Theoretically, patients with RA who also have concomitant T2DM are more likely to have difficult to control diabetes by virtue of increased insulin resistance caused by elevated TNF-α levels. Anti-TNF therapy should lead to improved insulin resistance and improved diabetes control. There is no large study available to evaluate the effect of TNF inhibitor therapy on the control of the concomitant diabetes in patients with rheumatic diseases.
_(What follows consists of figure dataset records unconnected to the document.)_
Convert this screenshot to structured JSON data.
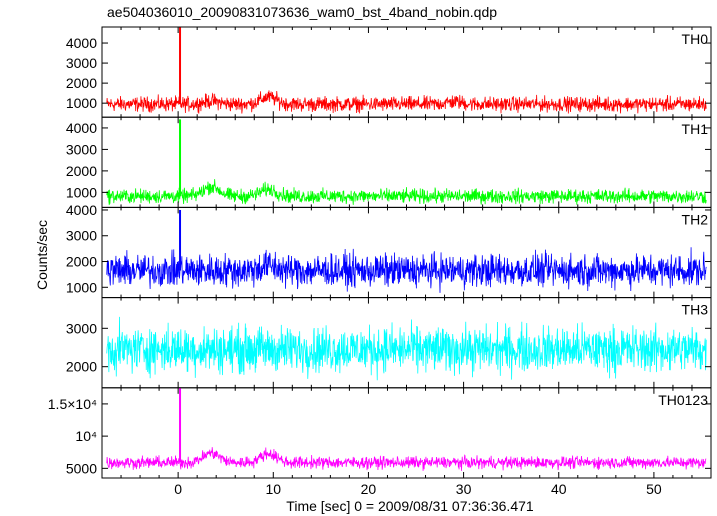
{
  "chart_data": {
    "type": "line",
    "title": "ae504036010_20090831073636_wam0_bst_4band_nobin.qdp",
    "xlabel": "Time [sec] 0 = 2009/08/31 07:36:36.471",
    "ylabel": "Counts/sec",
    "xlim": [
      -8,
      56
    ],
    "x_ticks": [
      0,
      10,
      20,
      30,
      40,
      50
    ],
    "x_tick_labels": [
      "0",
      "10",
      "20",
      "30",
      "40",
      "50"
    ],
    "grid": false,
    "panels": [
      {
        "name": "TH0",
        "color": "#ff0000",
        "ylim": [
          300,
          4800
        ],
        "y_ticks": [
          1000,
          2000,
          3000,
          4000
        ],
        "y_tick_labels": [
          "1000",
          "2000",
          "3000",
          "4000"
        ],
        "baseline": 950,
        "noise": 280,
        "burst": {
          "x": 0.2,
          "y": 4800
        },
        "bumps": [
          {
            "x": 3.5,
            "h": 150
          },
          {
            "x": 9.5,
            "h": 350
          },
          {
            "x": 29,
            "h": 120
          }
        ],
        "x": [
          -7.5,
          -5,
          0,
          0.2,
          1,
          3.5,
          9.5,
          20,
          30,
          40,
          50,
          55.5
        ],
        "y": [
          950,
          950,
          950,
          4800,
          1000,
          1100,
          1300,
          950,
          1050,
          950,
          950,
          950
        ]
      },
      {
        "name": "TH1",
        "color": "#00ff00",
        "ylim": [
          300,
          4500
        ],
        "y_ticks": [
          1000,
          2000,
          3000,
          4000
        ],
        "y_tick_labels": [
          "1000",
          "2000",
          "3000",
          "4000"
        ],
        "baseline": 820,
        "noise": 250,
        "burst": {
          "x": 0.2,
          "y": 4400
        },
        "bumps": [
          {
            "x": 3.5,
            "h": 450
          },
          {
            "x": 9.5,
            "h": 320
          }
        ],
        "x": [
          -7.5,
          -5,
          0,
          0.2,
          1,
          3.5,
          9.5,
          20,
          30,
          40,
          50,
          55.5
        ],
        "y": [
          800,
          820,
          820,
          4400,
          900,
          1250,
          1100,
          900,
          950,
          850,
          820,
          800
        ]
      },
      {
        "name": "TH2",
        "color": "#0000ff",
        "ylim": [
          600,
          4100
        ],
        "y_ticks": [
          1000,
          2000,
          3000,
          4000
        ],
        "y_tick_labels": [
          "1000",
          "2000",
          "3000",
          "4000"
        ],
        "baseline": 1650,
        "noise": 480,
        "burst": {
          "x": 0.2,
          "y": 4000
        },
        "bumps": [
          {
            "x": 9.5,
            "h": 180
          }
        ],
        "x": [
          -7.5,
          -5,
          0,
          0.2,
          1,
          3.5,
          9.5,
          20,
          30,
          40,
          50,
          55.5
        ],
        "y": [
          1650,
          1650,
          1650,
          4000,
          1700,
          1700,
          1800,
          1650,
          1700,
          1650,
          1650,
          1650
        ]
      },
      {
        "name": "TH3",
        "color": "#00ffff",
        "ylim": [
          1450,
          3800
        ],
        "y_ticks": [
          2000,
          3000
        ],
        "y_tick_labels": [
          "2000",
          "3000"
        ],
        "baseline": 2450,
        "noise": 450,
        "burst": null,
        "bumps": [],
        "x": [
          -7.5,
          -5,
          0,
          1,
          3.5,
          9.5,
          20,
          30,
          40,
          50,
          55.5
        ],
        "y": [
          2450,
          2450,
          2450,
          2450,
          2450,
          2450,
          2450,
          2450,
          2450,
          2450,
          2450
        ]
      },
      {
        "name": "TH0123",
        "color": "#ff00ff",
        "ylim": [
          3500,
          17500
        ],
        "y_ticks": [
          5000,
          10000,
          15000
        ],
        "y_tick_labels": [
          "5000",
          "10⁴",
          "1.5×10⁴"
        ],
        "baseline": 5900,
        "noise": 700,
        "burst": {
          "x": 0.2,
          "y": 17500
        },
        "bumps": [
          {
            "x": 3.5,
            "h": 1500
          },
          {
            "x": 9.5,
            "h": 1400
          }
        ],
        "x": [
          -7.5,
          -5,
          0,
          0.2,
          1,
          3.5,
          9.5,
          20,
          30,
          40,
          50,
          55.5
        ],
        "y": [
          5900,
          5900,
          5900,
          17500,
          6200,
          7500,
          7300,
          6000,
          6200,
          5900,
          5900,
          5900
        ]
      }
    ]
  }
}
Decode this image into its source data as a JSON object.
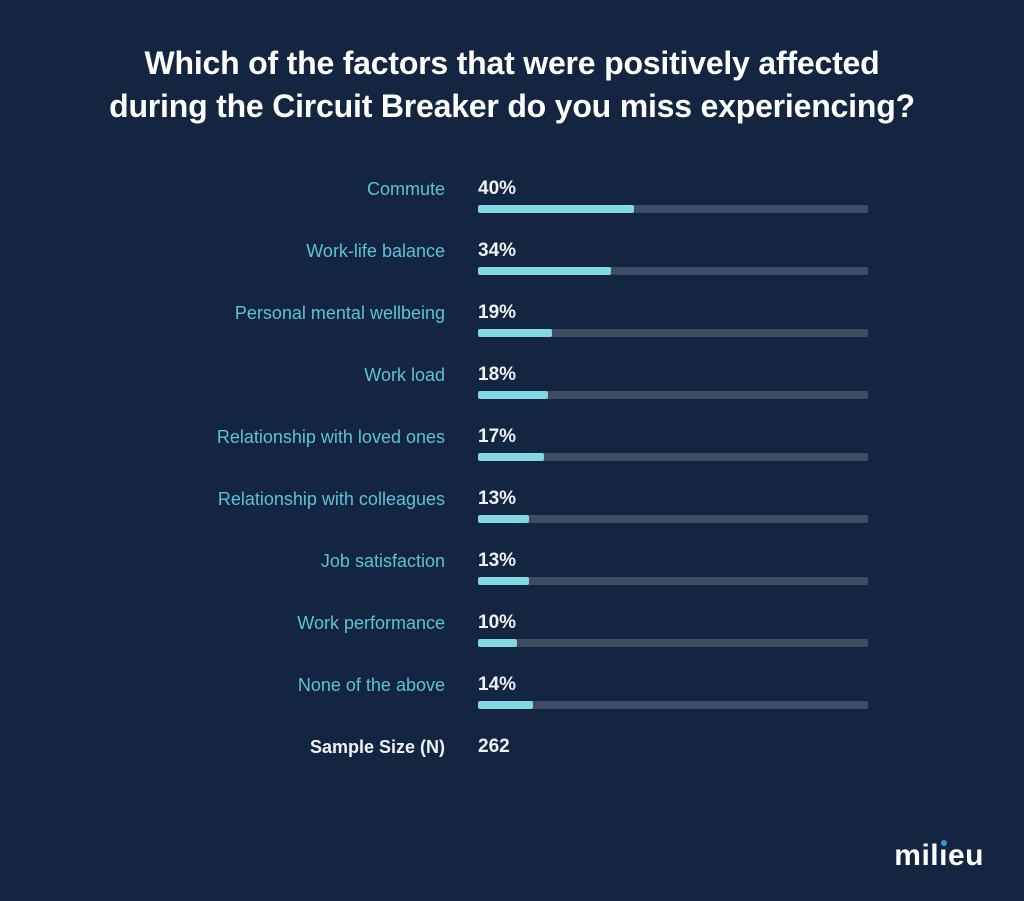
{
  "title": "Which of the factors that were positively affected during the Circuit Breaker do you miss experiencing?",
  "chart_data": {
    "type": "bar",
    "orientation": "horizontal",
    "title": "Which of the factors that were positively affected during the Circuit Breaker do you miss experiencing?",
    "categories": [
      "Commute",
      "Work-life balance",
      "Personal mental wellbeing",
      "Work load",
      "Relationship with loved ones",
      "Relationship with colleagues",
      "Job satisfaction",
      "Work performance",
      "None of the above"
    ],
    "values": [
      40,
      34,
      19,
      18,
      17,
      13,
      13,
      10,
      14
    ],
    "value_suffix": "%",
    "xlim": [
      0,
      100
    ],
    "grid": false,
    "legend": "none",
    "sample_size": {
      "label": "Sample Size (N)",
      "value": "262"
    },
    "colors": {
      "background": "#132540",
      "bar_fill": "#82d7e2",
      "bar_track": "#3e4c61",
      "label": "#5cc3d4",
      "value": "#eef2f4",
      "title": "#ffffff",
      "logo_dot": "#2b9dd8"
    }
  },
  "footer": {
    "logo_text": "milieu",
    "logo_pre": "mil",
    "logo_i_base": "ı",
    "logo_post": "eu"
  }
}
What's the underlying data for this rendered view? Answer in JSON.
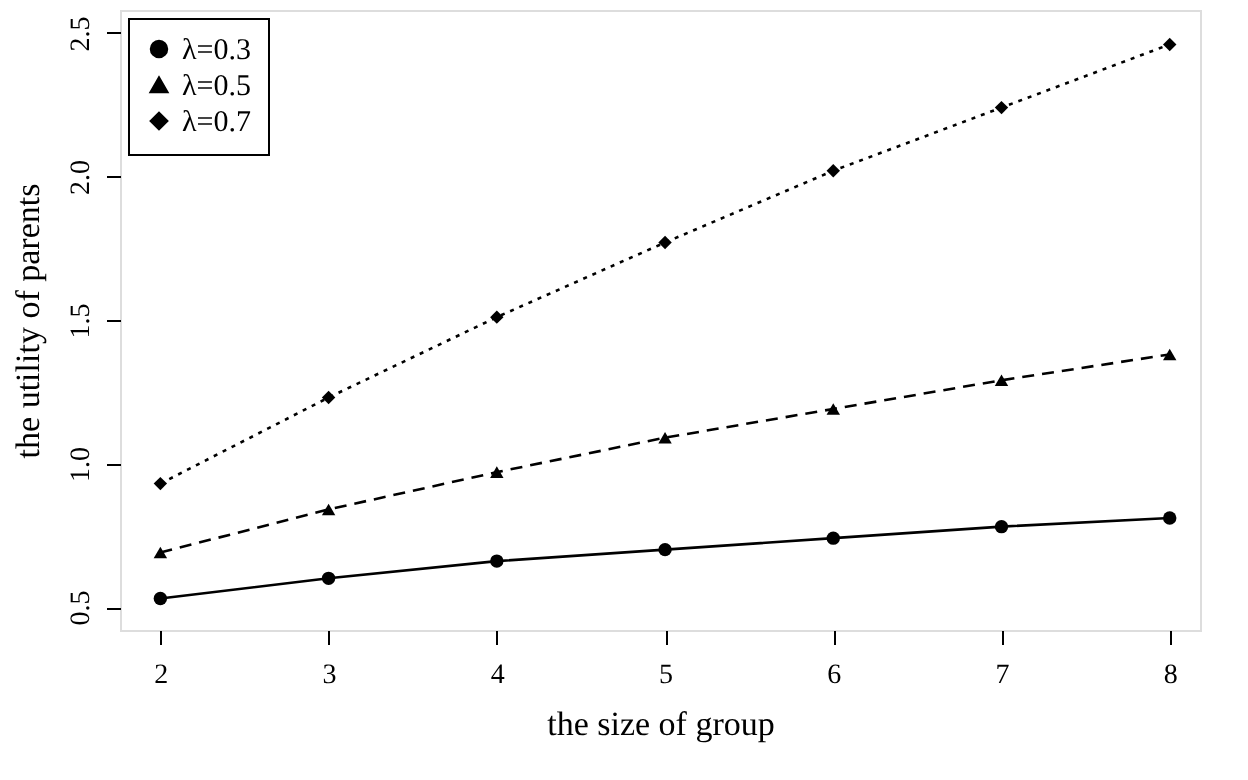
{
  "chart_data": {
    "type": "line",
    "xlabel": "the size of group",
    "ylabel": "the utility of parents",
    "x": [
      2,
      3,
      4,
      5,
      6,
      7,
      8
    ],
    "xlim": [
      1.76,
      8.18
    ],
    "ylim": [
      0.42,
      2.58
    ],
    "xticks": [
      2,
      3,
      4,
      5,
      6,
      7,
      8
    ],
    "yticks": [
      0.5,
      {
        "value": 1.0,
        "label": "1.0"
      },
      1.5,
      {
        "value": 2.0,
        "label": "2.0"
      },
      2.5
    ],
    "legend": "top left",
    "series": [
      {
        "name": "λ=0.3",
        "color": "#000000",
        "marker": "circle",
        "line_style": "solid",
        "values": [
          0.53,
          0.6,
          0.66,
          0.7,
          0.74,
          0.78,
          0.81
        ]
      },
      {
        "name": "λ=0.5",
        "color": "#000000",
        "marker": "triangle",
        "line_style": "dashed",
        "values": [
          0.69,
          0.84,
          0.97,
          1.09,
          1.19,
          1.29,
          1.38
        ]
      },
      {
        "name": "λ=0.7",
        "color": "#000000",
        "marker": "diamond",
        "line_style": "dotted",
        "values": [
          0.93,
          1.23,
          1.51,
          1.77,
          2.02,
          2.24,
          2.46
        ]
      }
    ]
  }
}
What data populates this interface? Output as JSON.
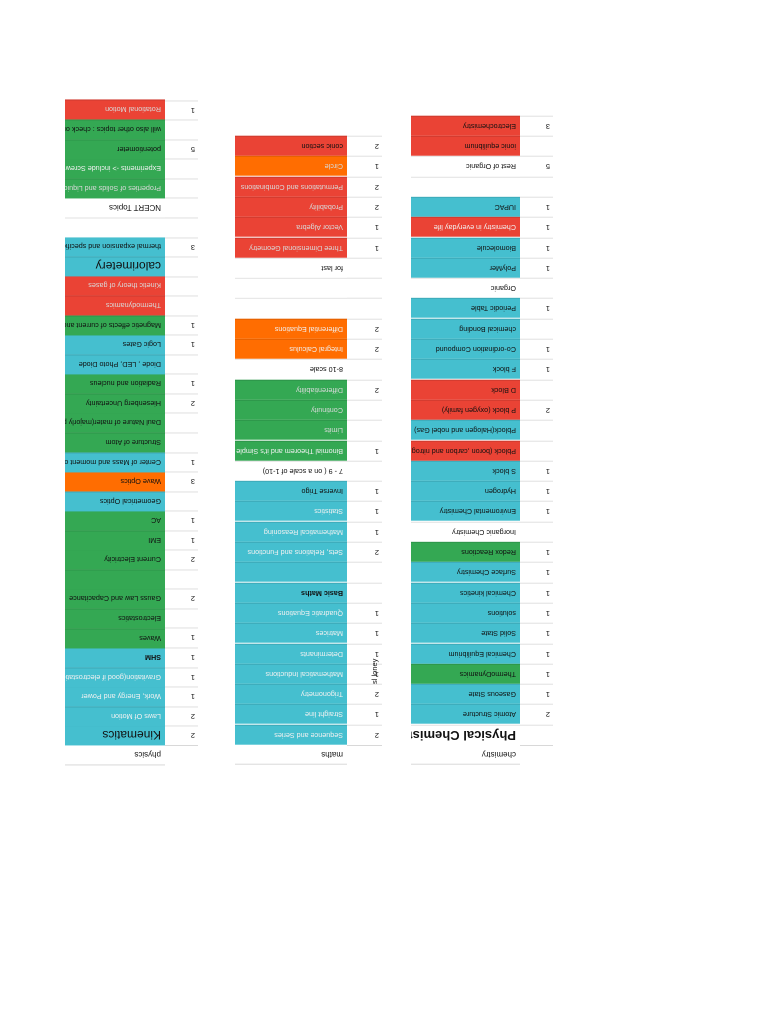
{
  "physics": {
    "header": "physics",
    "rows": [
      {
        "label": "Kinematics",
        "num": "2",
        "color": "blue",
        "style": "big",
        "text": "dark"
      },
      {
        "label": "Laws Of Motion",
        "num": "2",
        "color": "blue",
        "text": "white"
      },
      {
        "label": "Work, Energy and Power",
        "num": "1",
        "color": "blue",
        "text": "white"
      },
      {
        "label": "Gravitation(good if electrostatics is good)",
        "num": "1",
        "color": "blue",
        "text": "white"
      },
      {
        "label": "SHM",
        "num": "1",
        "color": "blue",
        "style": "bold",
        "text": "dark"
      },
      {
        "label": "Waves",
        "num": "1",
        "color": "green",
        "text": "dark"
      },
      {
        "label": "Electrostatics",
        "num": "",
        "color": "green",
        "text": "dark"
      },
      {
        "label": "Gauss Law and Capacitance",
        "num": "2",
        "color": "green",
        "text": "dark"
      },
      {
        "label": "",
        "num": "",
        "color": "green",
        "text": "dark"
      },
      {
        "label": "Current Electricity",
        "num": "2",
        "color": "green",
        "text": "dark"
      },
      {
        "label": "EMI",
        "num": "1",
        "color": "green",
        "text": "dark"
      },
      {
        "label": "AC",
        "num": "1",
        "color": "green",
        "text": "dark"
      },
      {
        "label": "Geometrical Optics",
        "num": "",
        "color": "blue",
        "text": "dark"
      },
      {
        "label": "Wave Optics",
        "num": "3",
        "color": "orange",
        "text": "dark"
      },
      {
        "label": "Center of Mass and moment of Intertia",
        "num": "1",
        "color": "blue",
        "text": "dark"
      },
      {
        "label": "Structure of Atom",
        "num": "",
        "color": "green",
        "text": "dark"
      },
      {
        "label": "Daul Nature of mater(majorly photo electric effect",
        "num": "",
        "color": "green",
        "text": "dark"
      },
      {
        "label": "Hiesenberg Uncertainty",
        "num": "2",
        "color": "green",
        "text": "dark"
      },
      {
        "label": "Radiation and nucleus",
        "num": "1",
        "color": "green",
        "text": "dark"
      },
      {
        "label": "Diode , LED, Photo Diode",
        "num": "",
        "color": "blue",
        "text": "dark"
      },
      {
        "label": "Logic Gates",
        "num": "1",
        "color": "blue",
        "text": "dark"
      },
      {
        "label": "Magnetic effects of current and magnetism",
        "num": "1",
        "color": "green",
        "text": "dark"
      },
      {
        "label": "Thermodynamics",
        "num": "",
        "color": "red",
        "text": "gray"
      },
      {
        "label": "Kinetic theory of gases",
        "num": "",
        "color": "red",
        "text": "gray"
      },
      {
        "label": "calorimetery",
        "num": "",
        "color": "blue",
        "style": "big",
        "text": "dark"
      },
      {
        "label": "thermal expansion and specific heats",
        "num": "3",
        "color": "blue",
        "text": "dark"
      },
      {
        "label": "",
        "num": "",
        "color": "white",
        "text": "dark"
      },
      {
        "label": "NCERT Topics",
        "num": "",
        "color": "white",
        "style": "hdr",
        "text": "dark"
      },
      {
        "label": "Properties of Solids and Liquids",
        "num": "",
        "color": "green",
        "text": "gray"
      },
      {
        "label": "Experiments -> include Screw gauge , vernier callipers",
        "num": "",
        "color": "green",
        "text": "white"
      },
      {
        "label": "potentiometer",
        "num": "5",
        "color": "green",
        "text": "dark"
      },
      {
        "label": "will also other topics : check online",
        "num": "",
        "color": "green",
        "text": "dark"
      },
      {
        "label": "Rotational Motion",
        "num": "1",
        "color": "red",
        "text": "gray"
      }
    ]
  },
  "maths": {
    "header": "maths",
    "rows": [
      {
        "label": "Sequence and Series",
        "num": "2",
        "color": "blue",
        "text": "white"
      },
      {
        "label": "Straight line",
        "num": "1",
        "color": "blue",
        "text": "white"
      },
      {
        "label": "Trigonometry",
        "num": "2",
        "color": "blue",
        "text": "white"
      },
      {
        "label": "Mathematical Inductions",
        "num": "1",
        "color": "blue",
        "text": "white"
      },
      {
        "label": "Determinants",
        "num": "1",
        "color": "blue",
        "text": "white"
      },
      {
        "label": "Matrices",
        "num": "1",
        "color": "blue",
        "text": "white"
      },
      {
        "label": "Quadratic Equations",
        "num": "1",
        "color": "blue",
        "text": "white"
      },
      {
        "label": "Basic Maths",
        "num": "",
        "color": "blue",
        "style": "bold",
        "text": "dark"
      },
      {
        "label": "",
        "num": "",
        "color": "blue",
        "text": "dark"
      },
      {
        "label": "Sets, Relations and Functions",
        "num": "2",
        "color": "blue",
        "text": "white"
      },
      {
        "label": "Mathematical Reasoning",
        "num": "1",
        "color": "blue",
        "text": "white"
      },
      {
        "label": "Statistics",
        "num": "1",
        "color": "blue",
        "text": "white"
      },
      {
        "label": "Inverse Trigo",
        "num": "1",
        "color": "blue",
        "text": "dark"
      },
      {
        "label": "7 - 9 ( on a scale of 1-10)",
        "num": "",
        "color": "white",
        "text": "dark"
      },
      {
        "label": "Binomial Theorem and it's Simple Applications",
        "num": "1",
        "color": "green",
        "text": "white"
      },
      {
        "label": "Limits",
        "num": "",
        "color": "green",
        "text": "gray"
      },
      {
        "label": "Continuity",
        "num": "",
        "color": "green",
        "text": "gray"
      },
      {
        "label": "Differentiability",
        "num": "2",
        "color": "green",
        "text": "gray"
      },
      {
        "label": "8-10 scale",
        "num": "",
        "color": "white",
        "text": "dark"
      },
      {
        "label": "Integral Calculus",
        "num": "2",
        "color": "orange",
        "text": "white"
      },
      {
        "label": "Differential Equations",
        "num": "2",
        "color": "orange",
        "text": "white"
      },
      {
        "label": "",
        "num": "",
        "color": "white",
        "text": "dark"
      },
      {
        "label": "",
        "num": "",
        "color": "white",
        "text": "dark"
      },
      {
        "label": "for last",
        "num": "",
        "color": "white",
        "text": "dark"
      },
      {
        "label": "Three Dimensional Geometry",
        "num": "1",
        "color": "red",
        "text": "gray"
      },
      {
        "label": "Vector Algebra",
        "num": "1",
        "color": "red",
        "text": "gray"
      },
      {
        "label": "Probability",
        "num": "2",
        "color": "red",
        "text": "gray"
      },
      {
        "label": "Permutations and Combinations",
        "num": "2",
        "color": "red",
        "text": "gray"
      },
      {
        "label": "Circle",
        "num": "1",
        "color": "orange",
        "text": "gray"
      },
      {
        "label": "conic section",
        "num": "2",
        "color": "red",
        "text": "dark"
      }
    ],
    "note": "sl loney"
  },
  "chemistry": {
    "header": "chemistry",
    "rows": [
      {
        "label": "Physical Chemistry",
        "num": "",
        "color": "white",
        "style": "big2",
        "text": "dark"
      },
      {
        "label": "Atomic Structure",
        "num": "2",
        "color": "blue",
        "text": "dark"
      },
      {
        "label": "Gaseous State",
        "num": "1",
        "color": "blue",
        "text": "dark"
      },
      {
        "label": "ThermoDynamics",
        "num": "1",
        "color": "green",
        "text": "dark"
      },
      {
        "label": "Chemical Equilibrium",
        "num": "1",
        "color": "blue",
        "text": "dark"
      },
      {
        "label": "Solid State",
        "num": "1",
        "color": "blue",
        "text": "dark"
      },
      {
        "label": "solutions",
        "num": "1",
        "color": "blue",
        "text": "dark"
      },
      {
        "label": "Chemical kinetics",
        "num": "1",
        "color": "blue",
        "text": "dark"
      },
      {
        "label": "Surface Chemistry",
        "num": "1",
        "color": "blue",
        "text": "dark"
      },
      {
        "label": "Redox Reactions",
        "num": "1",
        "color": "green",
        "text": "dark"
      },
      {
        "label": "Inorganic Chemistry",
        "num": "",
        "color": "white",
        "text": "dark"
      },
      {
        "label": "Enviromental Chemistry",
        "num": "1",
        "color": "blue",
        "text": "dark"
      },
      {
        "label": "Hydrogen",
        "num": "1",
        "color": "blue",
        "text": "dark"
      },
      {
        "label": "S block",
        "num": "1",
        "color": "blue",
        "text": "dark"
      },
      {
        "label": "Pblock (boron ,carbon and nitrog",
        "num": "",
        "color": "red",
        "text": "dark"
      },
      {
        "label": "Pblock(Halogen and nobel Gas)",
        "num": "",
        "color": "blue",
        "text": "dark"
      },
      {
        "label": "P block (oxygen family)",
        "num": "2",
        "color": "red",
        "text": "dark"
      },
      {
        "label": "D Block",
        "num": "",
        "color": "red",
        "text": "dark"
      },
      {
        "label": "F block",
        "num": "1",
        "color": "blue",
        "text": "dark"
      },
      {
        "label": "Co-ordination Compound",
        "num": "1",
        "color": "blue",
        "text": "dark"
      },
      {
        "label": "chemical Bonding",
        "num": "",
        "color": "blue",
        "text": "dark"
      },
      {
        "label": "Periodic Table",
        "num": "1",
        "color": "blue",
        "text": "dark"
      },
      {
        "label": "Organic",
        "num": "",
        "color": "white",
        "text": "dark"
      },
      {
        "label": "PolyMer",
        "num": "1",
        "color": "blue",
        "text": "dark"
      },
      {
        "label": "Biomolecule",
        "num": "1",
        "color": "blue",
        "text": "dark"
      },
      {
        "label": "Chemistry in everyday life",
        "num": "1",
        "color": "red",
        "text": "white"
      },
      {
        "label": "IUPAC",
        "num": "1",
        "color": "blue",
        "text": "dark"
      },
      {
        "label": "",
        "num": "",
        "color": "white",
        "text": "dark"
      },
      {
        "label": "Rest of Organic",
        "num": "5",
        "color": "white",
        "text": "dark"
      },
      {
        "label": "ionic equilibrium",
        "num": "",
        "color": "red",
        "text": "dark"
      },
      {
        "label": "Electrochemistry",
        "num": "3",
        "color": "red",
        "text": "dark"
      }
    ]
  },
  "colors": {
    "blue": "#45bfcf",
    "green": "#34a853",
    "red": "#ea4335",
    "orange": "#ff6d01"
  }
}
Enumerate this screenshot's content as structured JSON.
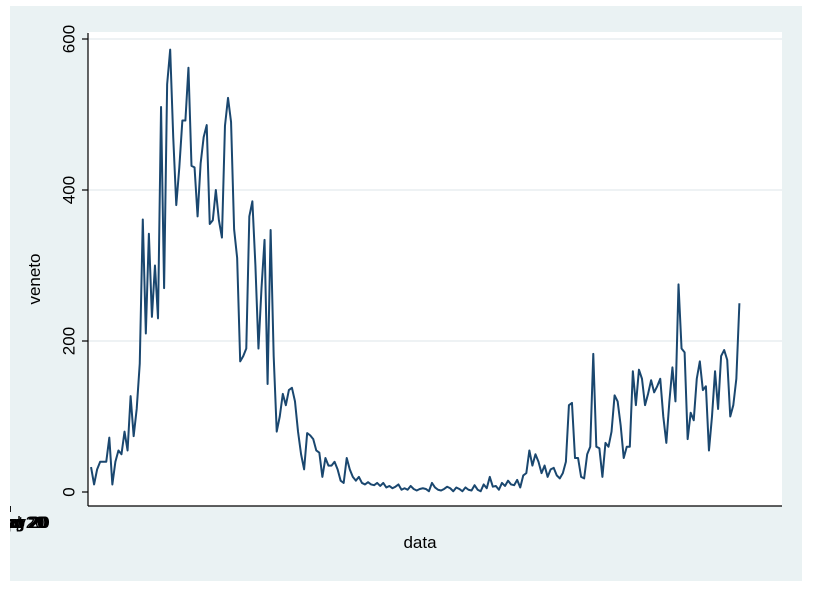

We hypothesize that patients with RA and concomitant T2DM who are on TNFi have better controlled diabetes as compared to those who are on conventional DMARDS. We also hypothesize that patients with RA and DM on TNFi have lower risk of cardiovascular disease as compared to those on traditional DMARDS by virtue of control of inflammatory activity in both DM and RA. We look forward for prospective studies in this interesting area of research.


The authors declare they have no conflicts of interest.